Chief Emmanuel Shemade, the Baale of Makoko, echoed a similar sentiment but added a twist. “Relocation is better than cash,” he told the assembly, “but the government must tell us where we’re going.” He paused, eyes darting to the ceiling. “It ain’t fair to rebuild on the same spot and then pretend it never happened.”
Out of Mr Bola Ayende stepped Sogunro’s words, spoken by someone who had clearly counted every digit twice.

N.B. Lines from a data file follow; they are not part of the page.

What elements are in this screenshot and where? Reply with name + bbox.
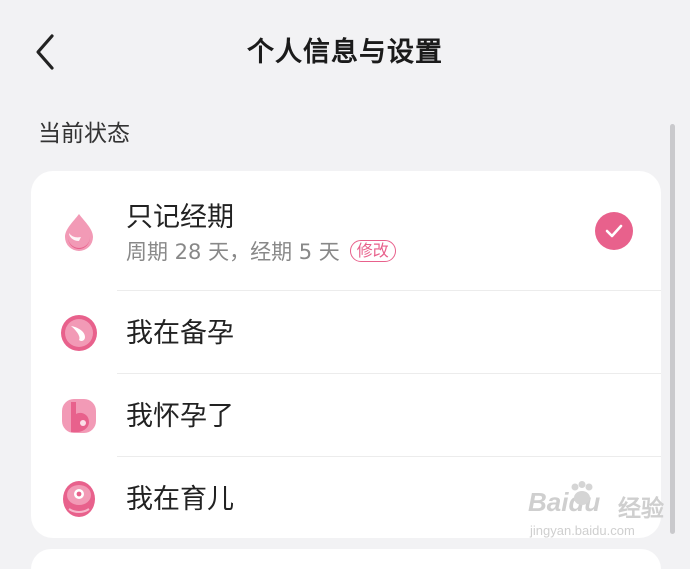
- status-option-label: 我在备孕: [126, 318, 234, 349]
- cycle-summary-text: 周期 28 天，经期 5 天: [126, 240, 340, 264]
- status-option-pregnant[interactable]: 我怀孕了: [31, 374, 661, 457]
- pregnant-icon: [59, 396, 99, 436]
- scrollbar[interactable]: [670, 124, 675, 534]
- watermark-url: jingyan.baidu.com: [530, 523, 635, 538]
- status-option-trying-to-conceive[interactable]: 我在备孕: [31, 291, 661, 374]
- status-option-label: 只记经期: [126, 202, 234, 233]
- baby-icon: [59, 479, 99, 519]
- edit-cycle-button[interactable]: 修改: [349, 240, 396, 262]
- ovum-icon: [59, 313, 99, 353]
- next-card-edge: [31, 549, 661, 569]
- paw-icon: [571, 481, 593, 505]
- navigation-bar: 个人信息与设置: [0, 0, 690, 104]
- section-label: 当前状态: [38, 121, 130, 147]
- cycle-summary: 周期 28 天，经期 5 天 修改: [126, 236, 396, 266]
- drop-icon: [59, 211, 99, 251]
- page-title: 个人信息与设置: [247, 37, 443, 68]
- status-option-period-only[interactable]: 只记经期 周期 28 天，经期 5 天 修改: [31, 171, 661, 291]
- baidu-jingyan-watermark: Baidu 经验 jingyan.baidu.com: [528, 481, 678, 545]
- watermark-suffix: 经验: [618, 495, 664, 521]
- status-option-label: 我在育儿: [126, 484, 234, 515]
- status-option-label: 我怀孕了: [126, 401, 234, 432]
- selected-check-icon: [595, 212, 633, 250]
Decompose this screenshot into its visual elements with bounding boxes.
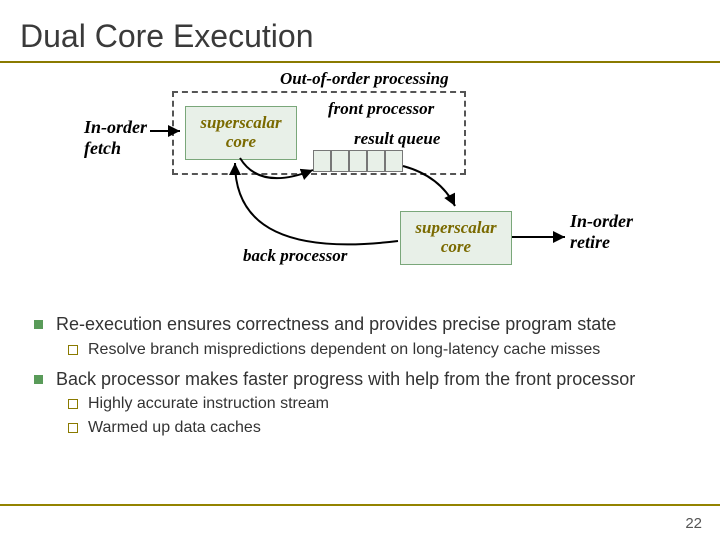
bullet-1: Re-execution ensures correctness and pro… — [34, 313, 690, 336]
sub-bullet-1-1: Resolve branch mispredictions dependent … — [68, 340, 690, 360]
square-bullet-icon — [34, 320, 43, 329]
bullet-text: Resolve branch mispredictions dependent … — [88, 341, 600, 358]
bullet-text: Back processor makes faster progress wit… — [56, 369, 635, 389]
hollow-square-bullet-icon — [68, 423, 78, 433]
diagram: In-order fetch Out-of-order processing s… — [80, 71, 640, 301]
slide-title: Dual Core Execution — [0, 0, 720, 61]
bullet-text: Highly accurate instruction stream — [88, 395, 329, 412]
page-number: 22 — [685, 515, 702, 532]
body-content: Re-execution ensures correctness and pro… — [0, 301, 720, 438]
bullet-text: Warmed up data caches — [88, 419, 261, 436]
hollow-square-bullet-icon — [68, 345, 78, 355]
bullet-2: Back processor makes faster progress wit… — [34, 368, 690, 391]
footer-rule — [0, 504, 720, 506]
title-rule — [0, 61, 720, 63]
square-bullet-icon — [34, 375, 43, 384]
arrows — [80, 71, 640, 301]
bullet-text: Re-execution ensures correctness and pro… — [56, 314, 616, 334]
sub-bullet-2-2: Warmed up data caches — [68, 418, 690, 438]
hollow-square-bullet-icon — [68, 399, 78, 409]
sub-bullet-2-1: Highly accurate instruction stream — [68, 394, 690, 414]
slide: Dual Core Execution In-order fetch Out-o… — [0, 0, 720, 540]
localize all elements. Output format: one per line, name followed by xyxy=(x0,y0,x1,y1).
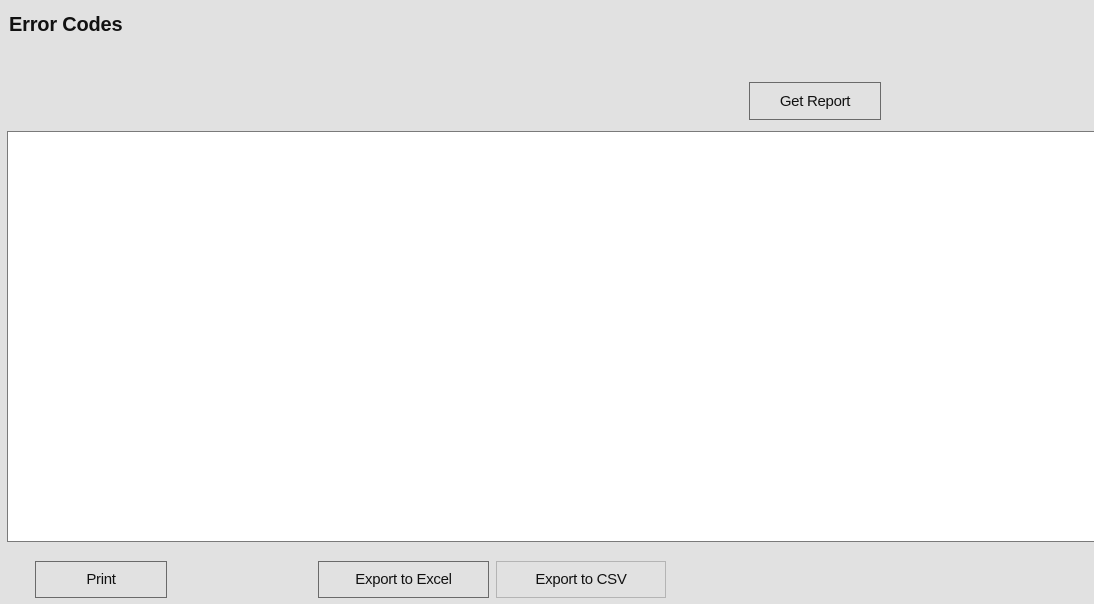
get-report-button[interactable]: Get Report xyxy=(749,82,881,120)
report-viewer[interactable] xyxy=(7,131,1094,542)
error-codes-panel: Error Codes Get Report Print Export to E… xyxy=(0,0,1094,604)
export-to-csv-button[interactable]: Export to CSV xyxy=(496,561,666,598)
page-title: Error Codes xyxy=(9,14,123,36)
print-button[interactable]: Print xyxy=(35,561,167,598)
export-to-excel-button[interactable]: Export to Excel xyxy=(318,561,489,598)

About ten million naira per household, he said, since four million buys you one bamboo home around these parts. One moment it sounded like bargaining at a market stall, next thing it was courtroom precision shaping each phrase.
The air got heavier when Tobi Kalejaiye spoke, voice low but sharp. Jittery – that was how folks felt now, he claimed, hands resting on his knees. Decisions made by elders held weight, no questions after that. His eyes moved across faces nearby, waiting to see which one would break the quiet.
Odd about the gathering was how stiff council talk mixed with street words from Lagos. Suddenly, Adams grinned, saying something like, buildings won’t last if built on soaked ground. That line brought light laughter, yet some exhaled quietly – the joke masking what really weighed on minds.
One by one, the buildings torn down in Lagos began reappearing. The state’s building watchdog told lawmakers about it quietly. Not long after destruction, new walls rose where old ones fell. A representative spoke without emotion, words steady, unchanging. Permission must come before knocking them down a second time, he stated. His tone gave nothing away – just facts laid bare.
Earlier, the gathering told every group to form a team of ten – made up of women, young adults, learners, elders from old customs – all shaped like a small copy of those they speak for. These teams sent write-ups straight to the office running things, leaving behind piles on desks, silent until someone decides what comes next.
When the meeting started to close, Adams spoke up, his voice firm yet somehow intimate. The stance of the people, he pointed out, is changing – which makes healing harder now. He left unanswered who’d handle the damage, though everyone sensed it: action must come from the group itself, without delay.
One day at a time, the tale of those three shore-side areas keeps unfolding. To live there means more than cash or moving somewhere else; it means respect, finally speaking up when silence was expected for too long. Though the council’s conclusion sits waiting on paper, what truly matters – building shelter, creating safety – is barely starting to move.